Our Scientists

Ever since he was a child, David Agard has wanted to understand how things work. Today, as a biomedical scientist, he uses that curiosity to figure out at an atomic scale how "machines" of different sizes inside a cell function.

When Agard was a child, an uncle who was a physicist introduced him to the wonders of science and electronics. As he grew up, he initially thought that he too wanted to be a physicist. But ultimately, Agard was drawn to biology because of life's enormous complexity. "You could work a lifetime [in biology] and still be amazed at every new thing you saw," Agard said.

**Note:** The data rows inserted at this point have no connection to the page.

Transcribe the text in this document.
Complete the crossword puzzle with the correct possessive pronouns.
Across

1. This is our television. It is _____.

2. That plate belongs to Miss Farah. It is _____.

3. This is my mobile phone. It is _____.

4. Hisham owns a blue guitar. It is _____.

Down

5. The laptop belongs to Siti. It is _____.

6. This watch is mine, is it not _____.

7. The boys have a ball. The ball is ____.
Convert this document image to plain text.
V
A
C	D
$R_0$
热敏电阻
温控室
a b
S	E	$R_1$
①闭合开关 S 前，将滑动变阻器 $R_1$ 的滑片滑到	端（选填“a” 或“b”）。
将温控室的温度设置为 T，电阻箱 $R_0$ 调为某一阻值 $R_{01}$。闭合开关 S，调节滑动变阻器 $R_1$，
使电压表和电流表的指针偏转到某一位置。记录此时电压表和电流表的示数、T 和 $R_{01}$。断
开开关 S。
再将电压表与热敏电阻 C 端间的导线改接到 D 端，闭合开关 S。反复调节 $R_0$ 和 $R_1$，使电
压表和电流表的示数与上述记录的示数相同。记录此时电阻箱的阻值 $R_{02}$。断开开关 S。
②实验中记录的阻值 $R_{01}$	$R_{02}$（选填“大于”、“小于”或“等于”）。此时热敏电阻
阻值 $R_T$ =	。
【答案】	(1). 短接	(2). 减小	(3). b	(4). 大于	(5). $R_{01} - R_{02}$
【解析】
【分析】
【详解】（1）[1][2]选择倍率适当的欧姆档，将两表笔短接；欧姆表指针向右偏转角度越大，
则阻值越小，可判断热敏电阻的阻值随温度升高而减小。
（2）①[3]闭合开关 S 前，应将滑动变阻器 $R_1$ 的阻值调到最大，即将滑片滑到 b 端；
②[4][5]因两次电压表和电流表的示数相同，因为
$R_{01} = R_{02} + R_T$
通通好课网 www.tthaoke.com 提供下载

Nevertheless, his early exposure to inorganic systems influenced him. One of his goals as an investigator is to bring more physics and chemistry to bear on biology, with the idea of making biology, to some degree, an engineering science. Agard believes that by breaking components of a cell apart, examining the function of each of the pieces, and seeing how the parts come together at the molecular level, scientists will be able to predict how the cell's equipment works.

To that end, Agard for the past two decades has been deconstructing the mechanics of single macromolecules, small molecular complexes, and large supramolecular structures. To delve as deep as possible into his model systems, Agard has developed new types of biochemical analyses and visualization methods.

His philosophy as a scientist is to have a "big picture" approach. He searches for projects that might lead to a better understanding of general biochemical principles.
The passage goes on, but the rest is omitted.